The one thing the fake “checked by Avast”-line did for me: It peeked my curiosity for some reason. What was lurking in that file? What does it do? I wanted to find out especially since I’ve never done a forensic analysis of something like this but always wanted to try. Here’s how I approached it:

A first look

The first thing I did was: Just look at the file using good ol’ “less”. It revealed a bunch of HTML and one thing specifically peeked my interest:

Terminal screenshot

Part of the attached word document as plain-text

This looks very much like a Base64 encoded binary. So I wrote myself a small PHP script to decode that:

That was simple enough. Now, lets explore that further. Calling “file decoded.bin” just revealed “decoded.bin: data”. Looking at that the file with less just reveals garbage and “strings decoded.bin” revealed only one interesting string: “ActiveMime”. Little to go on.

Bring the hex editor!

The next obvious step was to look at the file with the eyes of a computer. I know that the first few bytes of a file usually reveal what it is. This is also how the “file” command identifies files (as far as I know). So I  launch emacs, which has conveniently has a hex editor build in: hexl-mode. Here’s the fist few bytes of my decoded base64 binary:

Since “file” did not reveal anything by looking at the first few bytes, I did not read much into that “ActiveMime” string there. It might serve a purpose exploiting MS Word but I’ve ignored it for now. More interesting is the “789c” because after it the file seems to really take off. I concluded that this must be the real start of the file because there are no more zeros from there on –  Just a lot of unreadable data.

Googling “0x789c” quickly revealed that that is a header for a zlib compressed data stream. The next logical step is: Decompress it. First, we need to truncate the first 50 bytes so the file starts with “789c”. This can simply be done using dd:

Now that the file is a valid zlib file, we can uncompress it. PHP can help you here too:

Now lets look at the file again. “file payload.raw” now reveals “payload.raw: CDF V2 Document, No summary info”. The first bytes of our payload look like this in the hex editor:

The file header and the file command indicate, that this is a “Microsoft Compound Binary File”. As far as I understand it, this is a container used by the old binary “.doc”, “.xls” and “.ppt” formats that were common before the introduction of Office Open XML in MS Office 2007.

It is an interesting format containing a FAT like filesystem pointing to multiple data streams for an application to process. You can read more about the binary file format here. It is quite an interesting design.

The evil VBA macro

I’ve never processed binary files myself without the help of a library and really did not feel like starting to learn that now. So I opted to look for ready made tools to use with that file format. The ForensicsWiki pointed me to the python oletools package. A huge shoutout to the author of this brilliant tool! If I ever decide to go into the forensics business, I would probably add this to my toolbox.

With oletools, a simple command is needed to display all VBA macros of that binary document:

Unfortunately, the source code is obfuscated. Variable and function names have been replaced by random strings like Ycra1FCZhO making the source very difficult to read.
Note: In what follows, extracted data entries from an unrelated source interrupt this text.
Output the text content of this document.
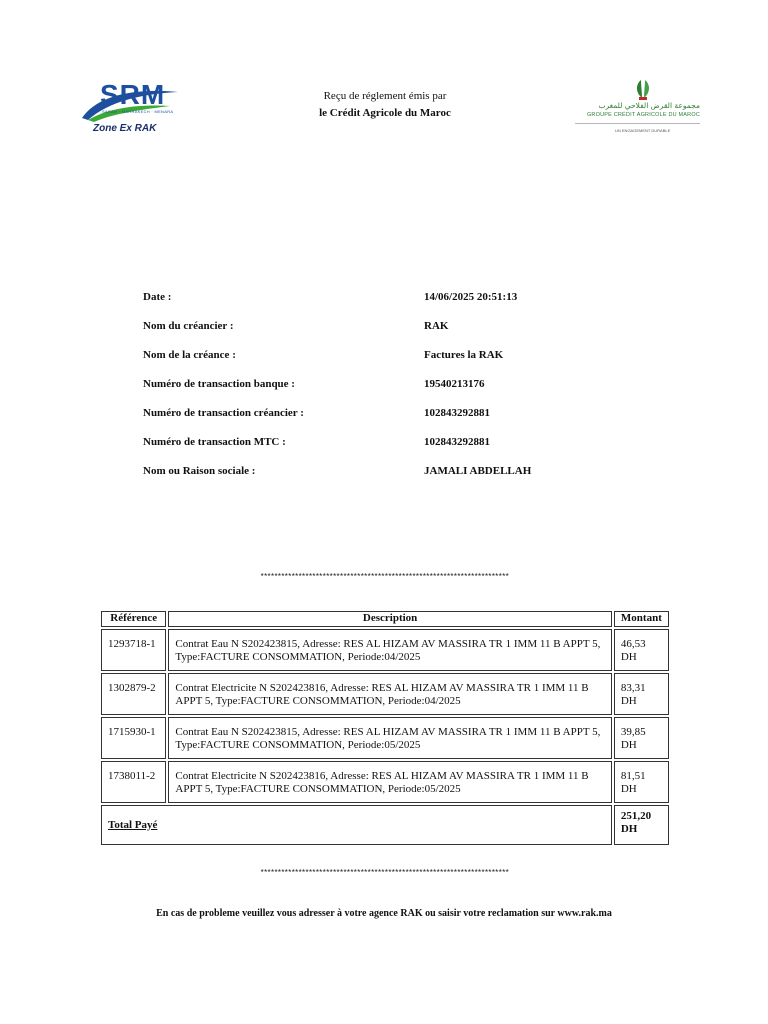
SRM
SARAH · MARRAKECH · MENARA
Zone Ex RAK
Reçu de réglement émis par
le Crédit Agricole du Maroc
مجموعة القرض الفلاحي للمغرب
GROUPE CRÉDIT AGRICOLE DU MAROC
UN ENGAGEMENT DURABLE
Date :	14/06/2025 20:51:13
Nom du créancier :	RAK
Nom de la créance :	Factures la RAK
Numéro de transaction banque :	19540213176
Numéro de transaction créancier :	102843292881
Numéro de transaction MTC :	102843292881
Nom ou Raison sociale :	JAMALI ABDELLAH
************************************************************************
Référence	Description	Montant
1293718-1	Contrat Eau N S202423815, Adresse: RES AL HIZAM AV MASSIRA TR 1 IMM 11 B APPT 5, Type:FACTURE CONSOMMATION, Periode:04/2025	46,53 DH
1302879-2	Contrat Electricite N S202423816, Adresse: RES AL HIZAM AV MASSIRA TR 1 IMM 11 B APPT 5, Type:FACTURE CONSOMMATION, Periode:04/2025	83,31 DH
1715930-1	Contrat Eau N S202423815, Adresse: RES AL HIZAM AV MASSIRA TR 1 IMM 11 B APPT 5, Type:FACTURE CONSOMMATION, Periode:05/2025	39,85 DH
1738011-2	Contrat Electricite N S202423816, Adresse: RES AL HIZAM AV MASSIRA TR 1 IMM 11 B APPT 5, Type:FACTURE CONSOMMATION, Periode:05/2025	81,51 DH
Total Payé		251,20 DH
************************************************************************
En cas de probleme veuillez vous adresser à votre agence RAK ou saisir votre reclamation sur www.rak.ma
It was however clear, that the obfuscated source does build an URL using a bunch of loops. Then, it downloads the contents of that URL which happens to be an EXE-File. Once that is done, it runs the EXE-File which then in turn infects the PC.

Rather then messing with the source and trying to make it readable, I just installed a Windows 8.1 evaluation VM with MS Office 2013 trial, Wireshark and Sysinternals Process Explorer. My plan was to simply infect the machine and see what happens.
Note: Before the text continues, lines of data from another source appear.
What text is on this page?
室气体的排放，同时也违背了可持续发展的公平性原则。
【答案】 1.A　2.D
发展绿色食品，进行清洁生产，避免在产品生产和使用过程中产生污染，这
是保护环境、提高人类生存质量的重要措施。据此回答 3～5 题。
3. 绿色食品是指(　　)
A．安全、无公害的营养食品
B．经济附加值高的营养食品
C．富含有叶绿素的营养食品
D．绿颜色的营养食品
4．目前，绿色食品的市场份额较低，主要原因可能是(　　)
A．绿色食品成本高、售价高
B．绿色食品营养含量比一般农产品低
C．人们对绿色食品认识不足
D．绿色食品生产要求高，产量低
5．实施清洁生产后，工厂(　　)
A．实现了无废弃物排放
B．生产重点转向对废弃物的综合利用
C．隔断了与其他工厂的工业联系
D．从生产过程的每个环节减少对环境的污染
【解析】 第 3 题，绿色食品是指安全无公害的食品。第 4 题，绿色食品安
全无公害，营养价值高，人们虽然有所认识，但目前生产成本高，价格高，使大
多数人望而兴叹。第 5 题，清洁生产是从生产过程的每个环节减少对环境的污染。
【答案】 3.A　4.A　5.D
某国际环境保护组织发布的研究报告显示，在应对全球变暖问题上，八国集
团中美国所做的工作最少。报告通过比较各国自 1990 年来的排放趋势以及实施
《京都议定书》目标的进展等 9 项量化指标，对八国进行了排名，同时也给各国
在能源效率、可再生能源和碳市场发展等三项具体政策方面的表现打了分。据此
This is part of the network traffic after opening the infected file:

Malware download attempt

Malware download attempt

As you can see, I was too slow. The file has already been taken down. I could observe though, that my initial assumption was correct as the macro virus did try to run an EXE file that presumably would have been downloaded from this server.
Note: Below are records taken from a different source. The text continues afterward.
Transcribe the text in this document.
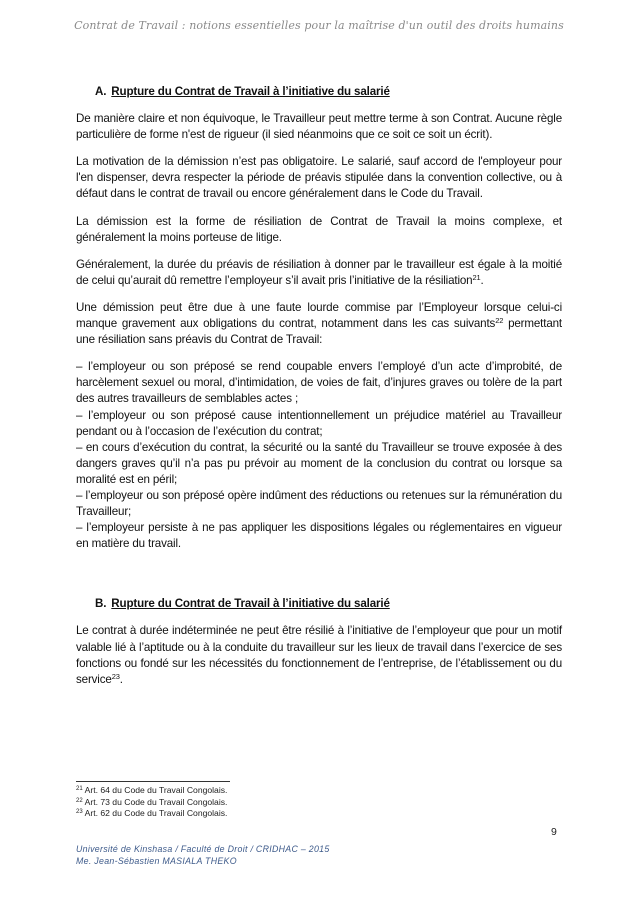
Contrat de Travail : notions essentielles pour la maîtrise d'un outil des droits humains
A. Rupture du Contrat de Travail à l’initiative du salarié

De manière claire et non équivoque, le Travailleur peut mettre terme à son Contrat. Aucune règle particulière de forme n'est de rigueur (il sied néanmoins que ce soit ce soit un écrit).

La motivation de la démission n’est pas obligatoire. Le salarié, sauf accord de l'employeur pour l'en dispenser, devra respecter la période de préavis stipulée dans la convention collective, ou à défaut dans le contrat de travail ou encore généralement dans le Code du Travail.

La démission est la forme de résiliation de Contrat de Travail la moins complexe, et généralement la moins porteuse de litige.

Généralement, la durée du préavis de résiliation à donner par le travailleur est égale à la moitié de celui qu’aurait dû remettre l’employeur s’il avait pris l’initiative de la résiliation$^{21}$.

Une démission peut être due à une faute lourde commise par l’Employeur lorsque celui-ci manque gravement aux obligations du contrat, notamment dans les cas suivants$^{22}$ permettant une résiliation sans préavis du Contrat de Travail:

– l’employeur ou son préposé se rend coupable envers l’employé d’un acte d’improbité, de harcèlement sexuel ou moral, d’intimidation, de voies de fait, d’injures graves ou tolère de la part des autres travailleurs de semblables actes ;
– l’employeur ou son préposé cause intentionnellement un préjudice matériel au Travailleur pendant ou à l’occasion de l’exécution du contrat;
– en cours d’exécution du contrat, la sécurité ou la santé du Travailleur se trouve exposée à des dangers graves qu’il n’a pas pu prévoir au moment de la conclusion du contrat ou lorsque sa moralité est en péril;
– l’employeur ou son préposé opère indûment des réductions ou retenues sur la rémunération du Travailleur;
– l’employeur persiste à ne pas appliquer les dispositions légales ou réglementaires en vigueur en matière du travail.
B. Rupture du Contrat de Travail à l’initiative du salarié

Le contrat à durée indéterminée ne peut être résilié à l’initiative de l’employeur que pour un motif valable lié à l’aptitude ou à la conduite du travailleur sur les lieux de travail dans l’exercice de ses fonctions ou fondé sur les nécessités du fonctionnement de l’entreprise, de l’établissement ou du service$^{23}$.

$^{21}$ Art. 64 du Code du Travail Congolais.
$^{22}$ Art. 73 du Code du Travail Congolais.
$^{23}$ Art. 62 du Code du Travail Congolais.
9
Université de Kinshasa / Faculté de Droit / CRIDHAC – 2015
Me. Jean-Sébastien MASIALA THEKO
There is nothing more for me to find here. I’d love to find out what the actual virus would have done to the system. Anyway: It has been a fun little project between Christmas eve and 32C3. I certainly did learn a lot about computer forensics and analyzing files and most importantly: it was fun!

If you are interested, you can download every file I’ve mentioned. But beware: This download contains the actual malicious document “invoice76940509.doc” which tries to infect your system. Handle with care. The password for the zip file is: “containsviruses”.